Cavities are common among children and teenagers, but they aren’t the only patients who can benefit from sealants. Twice daily brushing with fluoride toothpaste is important to preventing tooth decay and keeping your mouth healthy. Floss and interdental cleaners, eating a balanced diet and limiting your snacking, along with regular visits to your dentist can keep you healthy. Talk to your dentist about the benefits of using sealants to prevent cavities.

Mouth Guards

Why Use Custom Mouth Guards?

The American Dental Association studies show more than 200,000 oral injuries have been prevented yearly with the use of mouth guards. However, the National Youth Sports Foundation estimates more than 5 million teeth each year. These injuries occur among children, high school and college athletes. Dental injuries are among the most common injuries sustained among athletes.

These injuries could be reduced or eliminated if individuals wore custom-made mouth guards. These dental devices can benefit those who participate in basketball, volleyball, baseball, football, soccer, rollerblading, softball, martial arts, skateboarding, martial arts, hockey, boxing, kickboxing and mountain biking.

Choose the Best Mouth Guards

You may find mouth guards at any sporting goods stores, but these are not the best quality. Dentist-fitted multi-laminated mouth guards are far superior to stock or boil and bite mouth guards. These inferior mouth guards don’t offer the perfect fit and aren’t worn as often due to discomfort and their interference with breathing and speaking abilities. They also don’t protect as well. Custom-fitted mouth guards may cost more, but they are well worth it.

Braces

What Is the Ideal Age for Braces?

Teeth can move out of position at any age. This means both children and adults can benefit from orthodontic treatments. Every child should receive a full evaluation before the age of seven to avoid longer treatment times required by many adults. Adults also often need additional treatment options.

What Causes These Problems?

Malocclusion, which means “bad bite,” can be caused by extra teeth, crowded teeth, missing teeth and misaligned jaws. These issues can be inherited or acquired. The most common reasons for acquired malocclusion include sucking a thumb or fingers for longer periods of time, early or late loss of teeth and accidents.

How Are Problems Corrected?

Pretreatment records are used by dentists to obtain an accurate diagnosis. This can include a review of medical and dental history, clinical examination, photos of your face and teeth, plaster models of your teeth and x-rays of the mouth and head. This will show your dentist the right treatments.

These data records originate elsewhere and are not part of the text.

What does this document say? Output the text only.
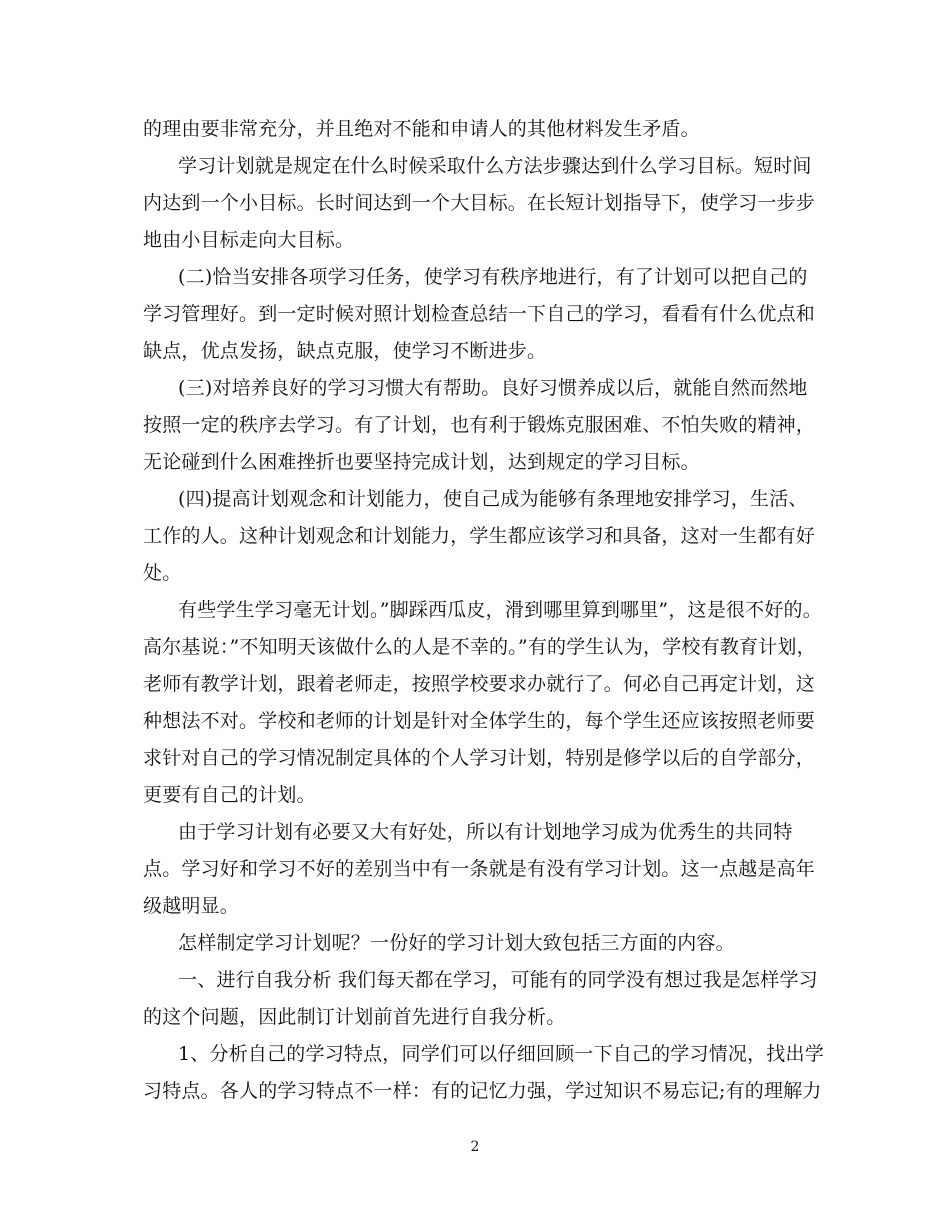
的理由要非常充分，并且绝对不能和申请人的其他材料发生矛盾。
学习计划就是规定在什么时候采取什么方法步骤达到什么学习目标。短时间
内达到一个小目标。长时间达到一个大目标。在长短计划指导下，使学习一步步
地由小目标走向大目标。
(二)恰当安排各项学习任务，使学习有秩序地进行，有了计划可以把自己的
学习管理好。到一定时候对照计划检查总结一下自己的学习，看看有什么优点和
缺点，优点发扬，缺点克服，使学习不断进步。
(三)对培养良好的学习习惯大有帮助。良好习惯养成以后，就能自然而然地
按照一定的秩序去学习。有了计划，也有利于锻炼克服困难、不怕失败的精神，
无论碰到什么困难挫折也要坚持完成计划，达到规定的学习目标。
(四)提高计划观念和计划能力，使自己成为能够有条理地安排学习，生活、
工作的人。这种计划观念和计划能力，学生都应该学习和具备，这对一生都有好
处。
有些学生学习毫无计划。”脚踩西瓜皮，滑到哪里算到哪里”，这是很不好的。
高尔基说：”不知明天该做什么的人是不幸的。”有的学生认为，学校有教育计划，
老师有教学计划，跟着老师走，按照学校要求办就行了。何必自己再定计划，这
种想法不对。学校和老师的计划是针对全体学生的，每个学生还应该按照老师要
求针对自己的学习情况制定具体的个人学习计划，特别是修学以后的自学部分，
更要有自己的计划。
由于学习计划有必要又大有好处，所以有计划地学习成为优秀生的共同特
点。学习好和学习不好的差别当中有一条就是有没有学习计划。这一点越是高年
级越明显。
怎样制定学习计划呢？一份好的学习计划大致包括三方面的内容。
一、进行自我分析 我们每天都在学习，可能有的同学没有想过我是怎样学习
的这个问题，因此制订计划前首先进行自我分析。
1、分析自己的学习特点，同学们可以仔细回顾一下自己的学习情况，找出学
习特点。各人的学习特点不一样：有的记忆力强，学过知识不易忘记;有的理解力
2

Your dentist will create a treatment plan just for your needs. This includes determining the best appliance and constructed it just for your mouth. There are a variety of options available. Once you begin treatment, you are in the active phase of treatment. This stage moves your teeth into the correct positions. The length of time for this treatment varies greatly, depending on the severity of the condition and the patient’s ability to follow instructions and cooperate. Once the teeth are in the proper position, the retention phase begins. During this phase, the patient typically wears a retainer to keep the teeth in place. Surgery may be required for severe cases.

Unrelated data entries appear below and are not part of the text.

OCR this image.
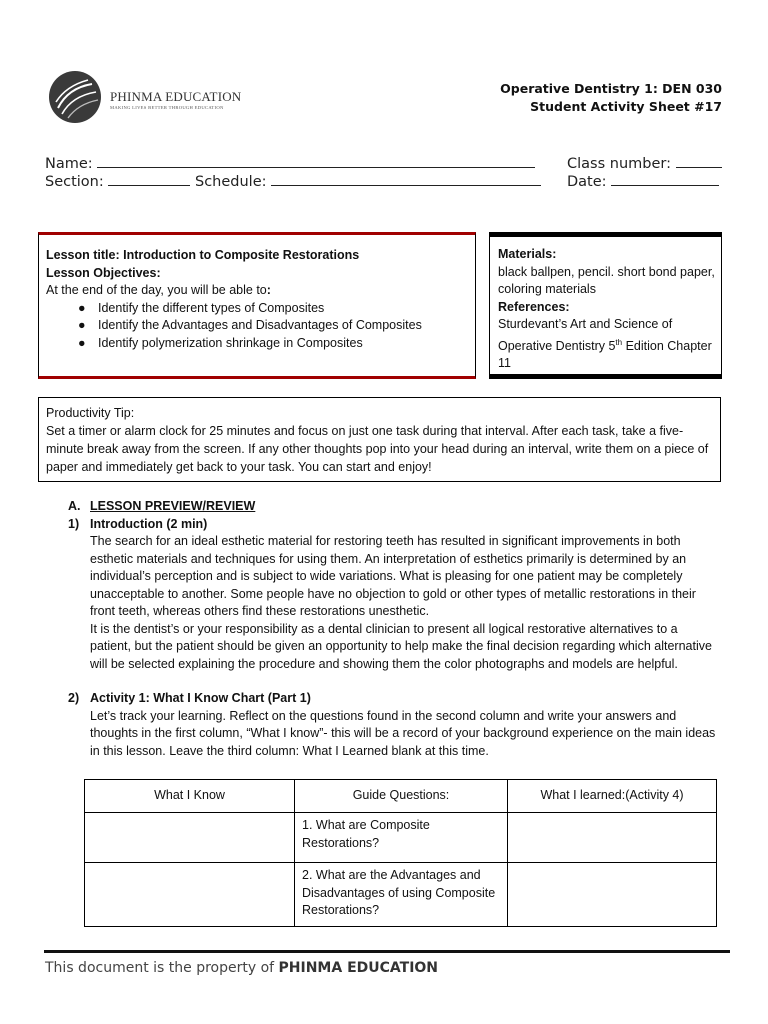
PHINMA EDUCATION
MAKING LIVES BETTER THROUGH EDUCATION
Operative Dentistry 1: DEN 030
Student Activity Sheet #17
Name:	Class number:
Section:	Schedule:	Date:
Lesson title: Introduction to Composite Restorations
Lesson Objectives:
At the end of the day, you will be able to:
● Identify the different types of Composites
● Identify the Advantages and Disadvantages of Composites
● Identify polymerization shrinkage in Composites
Materials:
black ballpen, pencil. short bond paper, coloring materials
References:
Sturdevant’s Art and Science of Operative Dentistry 5th Edition Chapter 11
Productivity Tip:
Set a timer or alarm clock for 25 minutes and focus on just one task during that interval. After each task, take a five-minute break away from the screen. If any other thoughts pop into your head during an interval, write them on a piece of paper and immediately get back to your task. You can start and enjoy!
A. LESSON PREVIEW/REVIEW
1) Introduction (2 min)
The search for an ideal esthetic material for restoring teeth has resulted in significant improvements in both esthetic materials and techniques for using them. An interpretation of esthetics primarily is determined by an individual’s perception and is subject to wide variations. What is pleasing for one patient may be completely unacceptable to another. Some people have no objection to gold or other types of metallic restorations in their front teeth, whereas others find these restorations unesthetic.
It is the dentist’s or your responsibility as a dental clinician to present all logical restorative alternatives to a patient, but the patient should be given an opportunity to help make the final decision regarding which alternative will be selected explaining the procedure and showing them the color photographs and models are helpful.
2) Activity 1: What I Know Chart (Part 1)
Let’s track your learning. Reflect on the questions found in the second column and write your answers and thoughts in the first column, “What I know”- this will be a record of your background experience on the main ideas in this lesson. Leave the third column: What I Learned blank at this time.
What I Know	Guide Questions:	What I learned:(Activity 4)
	1. What are Composite Restorations?	
	2. What are the Advantages and Disadvantages of using Composite Restorations?	
This document is the property of PHINMA EDUCATION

Are There Less Noticeable Options?

Overall, braces are far less noticeable than in the past. The brackets that hold the wires in place and are bonded to the front of the teeth can be metal or they may be clear or tooth colored. Wires are also made from space age materials to gently move the teeth into place. These wires are far less noticeable. Invisalign is also an invisible option for some patients.

How Long Will Treatment Take?

The average length of treatment is 24 months, but this can vary widely. Adults typically require longer treatment than children. The length of treatment can also vary based on the severity of the issue, how healthy the teeth and gums are and how well the patient follows instructions. Orthodontic treatment requires a time commitment but is worth the time.